О месте показов важно сказать отдельно: это бывший ДК, а теперь, как водится, КЦ (культурный центр) «Московский», расположенный на приличном расстоянии от центра, «на выселках». Так что у автора этих строк возникло сравнение с КЦ «Каннелтало» на севере Хельсинки – пространстве, которое активно поддерживается муниципалитетом и довольно успешно выполняет роль центра культурной жизни удаленного микрорайона, «магнита», прежде всего, для молодежи. Более того, именно «Каннелтало» в нынешней мультикультурной финской столице играет роль места встречи и диалога культур. В тот момент, когда я там оказалась с пресс-туром, в рекреации нижнего этажа расположилась выставка художников – эмигрантов из России, в зале на 250 примерно человек шел гастролирующий грузинский спектакль, а в одном из просторных помещений финский повар проводил мастер-класс для всех желающих по изготовлению национальных рождественских блюд. Ну а уж среди зрителей и участников мастер-класса обнаружились представители самых разных национальностей. В Казани и в республике Татарстан вообще проблема с национальной культурой – обратная. Тут татарский язык в школах изучается факультативно, а в центральном кукольном театре «Экият», куда я с утра отправилась на премьеру, спектакли на национальном языке составляют от силы десять процентов. «Почему?» – удивилась я. «Вот и министерство мне тот же вопрос задает, – ответила директор театра «Экият», опытный и уважаемый театральный менеджер Роза Яппарова. – Люди не ходят. Чтобы ходили, надо национальную политику в республике менять». В национальном татарском Театре им. Камала взяла новый номер журнала «Идель». Открыла. Титульная статья называлась «Мы как неандертальнцы в своей культуре». Но сверху инициатив, которые бы могли изменить ситуацию, пока не заметно. Зато реализуются инициативы снизу. И в этом смысле забавно, что лабораторно-театральный проект TAT CULT осуществился в недрах ДК с названием «Московский».

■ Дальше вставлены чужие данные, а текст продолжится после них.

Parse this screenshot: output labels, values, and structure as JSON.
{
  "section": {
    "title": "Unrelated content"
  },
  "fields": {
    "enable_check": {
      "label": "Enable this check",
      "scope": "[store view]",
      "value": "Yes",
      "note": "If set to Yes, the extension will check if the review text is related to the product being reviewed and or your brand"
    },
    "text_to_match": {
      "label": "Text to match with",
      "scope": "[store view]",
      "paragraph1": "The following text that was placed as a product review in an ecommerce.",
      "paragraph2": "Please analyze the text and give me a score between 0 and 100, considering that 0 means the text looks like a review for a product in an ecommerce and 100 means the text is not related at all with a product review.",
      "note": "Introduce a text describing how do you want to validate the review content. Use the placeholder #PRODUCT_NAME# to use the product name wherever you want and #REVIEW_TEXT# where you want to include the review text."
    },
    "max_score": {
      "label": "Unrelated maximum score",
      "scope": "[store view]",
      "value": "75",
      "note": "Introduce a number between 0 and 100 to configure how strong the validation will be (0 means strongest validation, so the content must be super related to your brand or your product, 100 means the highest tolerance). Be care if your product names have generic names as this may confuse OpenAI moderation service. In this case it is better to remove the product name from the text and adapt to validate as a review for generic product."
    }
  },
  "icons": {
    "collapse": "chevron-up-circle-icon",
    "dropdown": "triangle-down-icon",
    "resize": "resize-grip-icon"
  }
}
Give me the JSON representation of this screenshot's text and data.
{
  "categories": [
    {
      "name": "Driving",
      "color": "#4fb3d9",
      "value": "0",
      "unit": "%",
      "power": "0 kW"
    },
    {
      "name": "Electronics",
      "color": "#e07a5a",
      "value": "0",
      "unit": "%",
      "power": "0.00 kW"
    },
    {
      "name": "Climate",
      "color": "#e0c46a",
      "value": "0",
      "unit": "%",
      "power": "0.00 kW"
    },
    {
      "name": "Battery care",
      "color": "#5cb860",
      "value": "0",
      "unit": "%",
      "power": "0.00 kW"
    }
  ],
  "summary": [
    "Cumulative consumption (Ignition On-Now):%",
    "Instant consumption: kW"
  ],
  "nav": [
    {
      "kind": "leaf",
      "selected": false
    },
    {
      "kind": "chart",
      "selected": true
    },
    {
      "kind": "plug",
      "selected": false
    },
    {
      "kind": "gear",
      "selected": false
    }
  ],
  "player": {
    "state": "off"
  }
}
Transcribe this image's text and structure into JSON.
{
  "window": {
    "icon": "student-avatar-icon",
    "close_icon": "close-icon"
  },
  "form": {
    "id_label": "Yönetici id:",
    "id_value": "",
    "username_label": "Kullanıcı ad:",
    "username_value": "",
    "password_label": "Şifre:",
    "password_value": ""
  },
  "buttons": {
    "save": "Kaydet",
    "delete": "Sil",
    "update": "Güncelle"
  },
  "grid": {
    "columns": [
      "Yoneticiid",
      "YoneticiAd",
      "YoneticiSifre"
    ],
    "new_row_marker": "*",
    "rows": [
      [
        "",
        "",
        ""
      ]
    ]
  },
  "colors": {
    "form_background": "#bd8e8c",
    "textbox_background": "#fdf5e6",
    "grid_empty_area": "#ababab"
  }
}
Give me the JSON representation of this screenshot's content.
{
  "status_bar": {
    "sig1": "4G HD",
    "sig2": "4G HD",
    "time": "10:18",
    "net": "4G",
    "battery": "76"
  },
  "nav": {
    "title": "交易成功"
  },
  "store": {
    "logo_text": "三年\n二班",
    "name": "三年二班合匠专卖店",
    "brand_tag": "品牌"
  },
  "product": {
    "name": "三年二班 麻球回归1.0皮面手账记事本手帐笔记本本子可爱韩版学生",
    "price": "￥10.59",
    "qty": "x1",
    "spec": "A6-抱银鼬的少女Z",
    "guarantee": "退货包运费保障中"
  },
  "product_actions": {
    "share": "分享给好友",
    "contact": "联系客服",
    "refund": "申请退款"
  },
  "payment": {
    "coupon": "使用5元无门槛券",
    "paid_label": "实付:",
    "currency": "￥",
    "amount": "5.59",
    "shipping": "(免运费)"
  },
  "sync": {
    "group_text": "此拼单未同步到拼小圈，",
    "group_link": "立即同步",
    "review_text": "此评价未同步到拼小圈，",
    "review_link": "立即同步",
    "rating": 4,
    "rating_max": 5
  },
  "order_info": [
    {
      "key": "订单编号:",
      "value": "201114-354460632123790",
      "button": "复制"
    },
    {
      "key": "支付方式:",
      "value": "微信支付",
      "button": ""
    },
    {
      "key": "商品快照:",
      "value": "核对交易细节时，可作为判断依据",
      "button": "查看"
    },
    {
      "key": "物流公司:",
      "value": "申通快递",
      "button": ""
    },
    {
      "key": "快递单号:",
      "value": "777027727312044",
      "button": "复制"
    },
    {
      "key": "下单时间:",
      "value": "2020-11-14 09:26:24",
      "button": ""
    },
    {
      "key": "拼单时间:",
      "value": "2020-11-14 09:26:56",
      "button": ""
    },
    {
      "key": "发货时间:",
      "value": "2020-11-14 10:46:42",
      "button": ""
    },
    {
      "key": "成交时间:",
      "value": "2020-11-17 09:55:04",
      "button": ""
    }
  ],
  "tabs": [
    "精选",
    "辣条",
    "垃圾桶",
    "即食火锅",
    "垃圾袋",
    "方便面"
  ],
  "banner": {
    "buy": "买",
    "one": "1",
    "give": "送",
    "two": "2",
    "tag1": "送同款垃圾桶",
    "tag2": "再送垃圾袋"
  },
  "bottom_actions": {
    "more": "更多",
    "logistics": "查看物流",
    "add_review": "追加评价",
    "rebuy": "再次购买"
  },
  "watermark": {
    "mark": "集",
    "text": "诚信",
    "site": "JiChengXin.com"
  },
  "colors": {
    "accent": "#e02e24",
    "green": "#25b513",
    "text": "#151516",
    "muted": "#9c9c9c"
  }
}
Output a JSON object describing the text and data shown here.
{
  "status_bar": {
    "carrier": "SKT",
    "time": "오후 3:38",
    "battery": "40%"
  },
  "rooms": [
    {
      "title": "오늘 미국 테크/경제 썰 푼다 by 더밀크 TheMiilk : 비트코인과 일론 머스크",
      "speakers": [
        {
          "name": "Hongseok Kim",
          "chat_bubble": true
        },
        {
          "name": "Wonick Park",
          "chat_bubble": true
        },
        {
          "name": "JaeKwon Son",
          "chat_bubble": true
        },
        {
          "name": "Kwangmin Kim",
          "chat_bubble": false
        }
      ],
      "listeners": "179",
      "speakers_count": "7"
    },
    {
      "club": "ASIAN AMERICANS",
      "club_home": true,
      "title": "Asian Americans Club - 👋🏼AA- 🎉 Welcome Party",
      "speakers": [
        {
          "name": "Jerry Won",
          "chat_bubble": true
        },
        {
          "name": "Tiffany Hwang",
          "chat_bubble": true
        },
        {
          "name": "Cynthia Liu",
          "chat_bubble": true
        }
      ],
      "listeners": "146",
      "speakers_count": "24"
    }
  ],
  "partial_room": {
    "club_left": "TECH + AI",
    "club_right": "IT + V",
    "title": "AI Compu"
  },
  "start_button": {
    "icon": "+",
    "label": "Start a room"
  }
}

От показа к показу – а они длились с 16.30 до 23.00 без перерывов – количество зрителей ощутимо росло и к сумеркам их подтянулось значительно больше сотни: в основном, молодежь. Причем процент русскоязычных реплик в контексте этой конкретной как раз не превышал десяти процентов, несмотря на то, что три весьма говорливых (как им и положено) эксперта – я, Глеб Ситковский и Наталья Каминская – были русскими. Эскизы, как уже говорилось, игрались по-татарски. А после окончания на этом же языке обсуждались всеми собравшимися. Причем, некоторым артистам, татарским языком не владеющим, коллеги нашептывали перевод на ухо. Нам же, экспертам, нашептывать было некому – Нияз Игламов заранее прислал мастерский собственный перевод трех текстов (в том числе, стихотворный), но в «Московском» сам вел все обсуждения на национальном языке. Тем интереснее было наблюдать за эмоциями обсуждающих. Их явно затянуло в процесс. Театр, не ограниченный рамками сцены, да вообще ничем не ограниченный, кроме фантазии его создателей, их натурально возбуждал. Я же не без удовольствия ощущала себя не только критиком, но и, отчасти, подопытным кроликом, потому что множество молодых людей с интересом ожидали, пойму ли я что-то из текстов, известных им с детства, и что именно пойму.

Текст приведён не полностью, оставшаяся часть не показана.